BW: I’ve been giving a little bit of thought to a sort of similar question: How does this really work? Why does this work? I’m not really sure what the real answer is, but I would say, for me, as a songwriter, there’s probably two things in the recent past that have really affected how I write and how I think about writing and composing, one of which I’m sure you’ve noticed on the first single and all of the other music is I’m a father now. That was life-changing. The second thing I think is meeting and knowing Neha. The more we get to know each other, whether she wants to do it or I want her to do it or not, she forces me to think in different capacities than I have, which I think pushes me in a slightly different direction than I would naturally go sometimes, which expands my palette. The more we work together, the more we strike that balance.
KW: Bryan and I were kind of working on some of these songs. So even though the official story is that these guys met in the lobby and I joined later, Bryan and I were kind of workshopping the same songs at the same time, so I had parts written for certain songs, and those parts ended up changing when Neha came in, for a multitude of reasons — do you transpose the songs, or she was more present with the vocals, so I needed to back off with the guitar. At the time for us, we had gone from playing so much that it was an outlet, something to do rather than doing computer work and taking care of our kids. Let’s have a day where we just play guitar; remember when we used to do that and it was a lot of fun?
They had been randomly asked to play a show, it was that thing at 68 Jay [Street], and at that point I don’t think I had even played with Neha yet. Bryan and I were working on the songs over here, and Bryan and Neha were working on the songs over there, we hadn’t gotten together, and I don’t know if we had even met at that point. That show popped up, so I said you guys go and play that show, I didn’t play that show. They played another show in April [of 2015] that was just a duo show as well, at Jalopy [Theatre]. Then we kind of really dug into it.
What’s it like working with Bryan in this setting as opposed to working with him in Zelazowa?
BW: He’s still an asshole. That much has not changed.
KW: I don’t really feel like it’s that different. Neha is obviously a different person than [Zelazowa members] Terry and Ian are…
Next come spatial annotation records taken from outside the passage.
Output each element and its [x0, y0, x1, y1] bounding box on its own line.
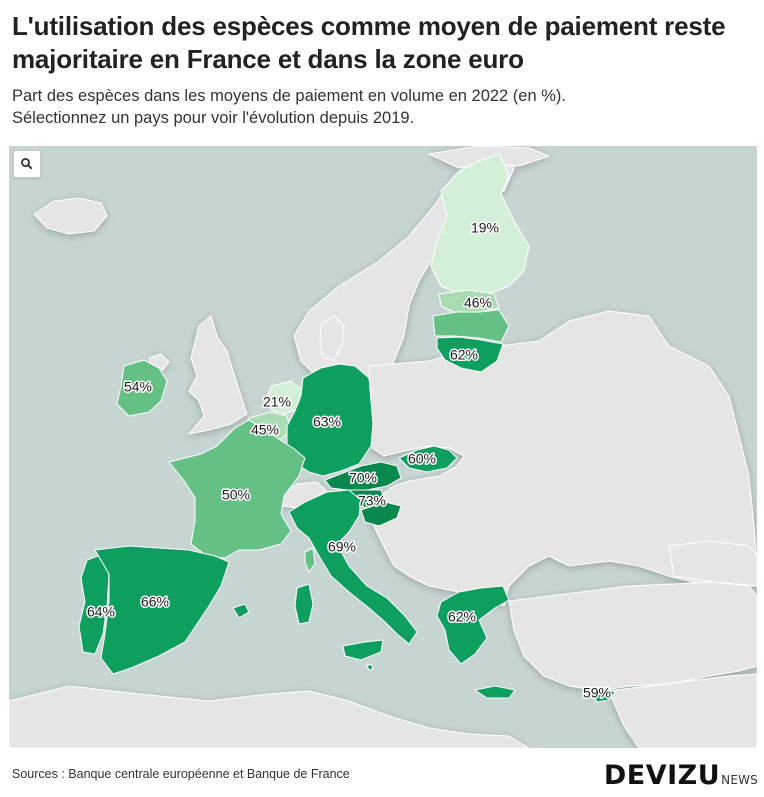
country-netherlands[interactable]: [266, 380, 304, 415]
country-austria[interactable]: [324, 461, 402, 491]
logo-sub-text: NEWS: [721, 773, 758, 787]
country-ireland[interactable]: [116, 359, 168, 417]
country-cyprus[interactable]: [592, 687, 616, 703]
label-netherlands: 21%: [263, 394, 291, 410]
country-greece[interactable]: [436, 585, 510, 665]
country-sardinia[interactable]: [294, 583, 314, 625]
label-slovakia: 60%: [408, 451, 436, 467]
search-icon: [21, 158, 33, 170]
country-turkey: [508, 581, 757, 692]
country-germany[interactable]: [286, 363, 374, 477]
country-estonia[interactable]: [438, 289, 500, 313]
country-spain[interactable]: [94, 545, 230, 675]
label-germany: 63%: [313, 414, 341, 430]
label-austria: 70%: [349, 470, 377, 486]
country-caucasus: [668, 540, 757, 587]
europe-map[interactable]: 19% 46% 62% 54% 21% 45% 63% 60% 70% 73% …: [9, 146, 757, 748]
label-finland: 19%: [471, 220, 499, 236]
brand-logo[interactable]: DEVIZU NEWS: [604, 760, 758, 791]
country-corsica[interactable]: [304, 547, 316, 573]
label-france: 50%: [222, 487, 250, 503]
country-crete[interactable]: [474, 685, 516, 699]
label-estonia: 46%: [464, 295, 492, 311]
label-italy: 69%: [328, 539, 356, 555]
label-belgium: 45%: [251, 422, 279, 438]
country-sicily[interactable]: [342, 639, 384, 661]
country-iceland: [33, 197, 108, 235]
label-lithuania: 62%: [450, 347, 478, 363]
logo-main-text: DEVIZU: [603, 760, 721, 791]
subtitle-line-1: Part des espèces dans les moyens de paie…: [12, 87, 566, 105]
country-balearics[interactable]: [232, 603, 250, 619]
country-north-africa: [9, 685, 530, 748]
country-malta[interactable]: [366, 663, 374, 671]
map-canvas[interactable]: 19% 46% 62% 54% 21% 45% 63% 60% 70% 73% …: [9, 146, 757, 748]
label-ireland: 54%: [124, 379, 152, 395]
label-portugal: 64%: [87, 604, 115, 620]
subtitle-line-2: Sélectionnez un pays pour voir l'évoluti…: [12, 109, 415, 127]
country-lithuania[interactable]: [436, 336, 504, 373]
country-latvia[interactable]: [432, 309, 510, 343]
country-italy[interactable]: [288, 489, 418, 645]
country-slovakia[interactable]: [398, 445, 458, 473]
zoom-button[interactable]: [13, 150, 41, 178]
label-cyprus: 59%: [583, 685, 611, 701]
country-croatia[interactable]: [360, 501, 402, 527]
country-middle-east: [608, 673, 757, 748]
label-slovenia: 73%: [358, 493, 386, 509]
sources-note: Sources : Banque centrale européenne et …: [12, 767, 350, 781]
label-greece: 62%: [448, 609, 476, 625]
label-spain: 66%: [141, 594, 169, 610]
country-finland[interactable]: [430, 153, 530, 297]
chart-subtitle: Part des espèces dans les moyens de paie…: [12, 85, 752, 129]
country-denmark: [319, 315, 345, 361]
country-great-britain: [188, 315, 248, 435]
chart-title: L'utilisation des espèces comme moyen de…: [12, 11, 726, 74]
country-france[interactable]: [168, 419, 306, 559]
country-eastern-europe: [368, 310, 757, 607]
NJ: Just a little bit (laughs)…
KW: But you still have to go in and be mindful of the fact that it was never just me and Bryan. There were always other opinions that you had to keep in mind. So I don’t necessarily feel that it was all of a sudden like, Holy crap, now I have to consider this other person, because there were always other people that I was considering. It’s just she has a different role and a different personality than people I’ve worked with before. I feel like the transition for the most part was pretty easy. I didn’t really feel like there was anything that kind of put me out of my place.
It’s an exciting time for you guys, with the album about to be released. But I don’t get the sense that you are feeling pressure that this has to be a success. Does your past experience make this a little easier?
BW: Yeah, I think so. We’ve been around the block a few times, so we sort of know a lot of the ins and outs now. I think we all believe that we made a really strong record here that we all believe in, and now we’re just kind of working our asses off on all the tangential stuff you need to do to promote it, whether it’s radio, touring, and we would be doing them regardless; that’s just the way it goes, being a working musician.
Do you have anything else to add?
NJ: Just to add to what Bryan said, I think that as a musician the dream is to make a stable living doing this. And in terms for the long-term goals for this band and just for myself as a musician, that’s the dream, to be able to maybe work my desk job a little bit less and be able to really keep on creating and have the opportunity to not only create but possibly earn some return off of that.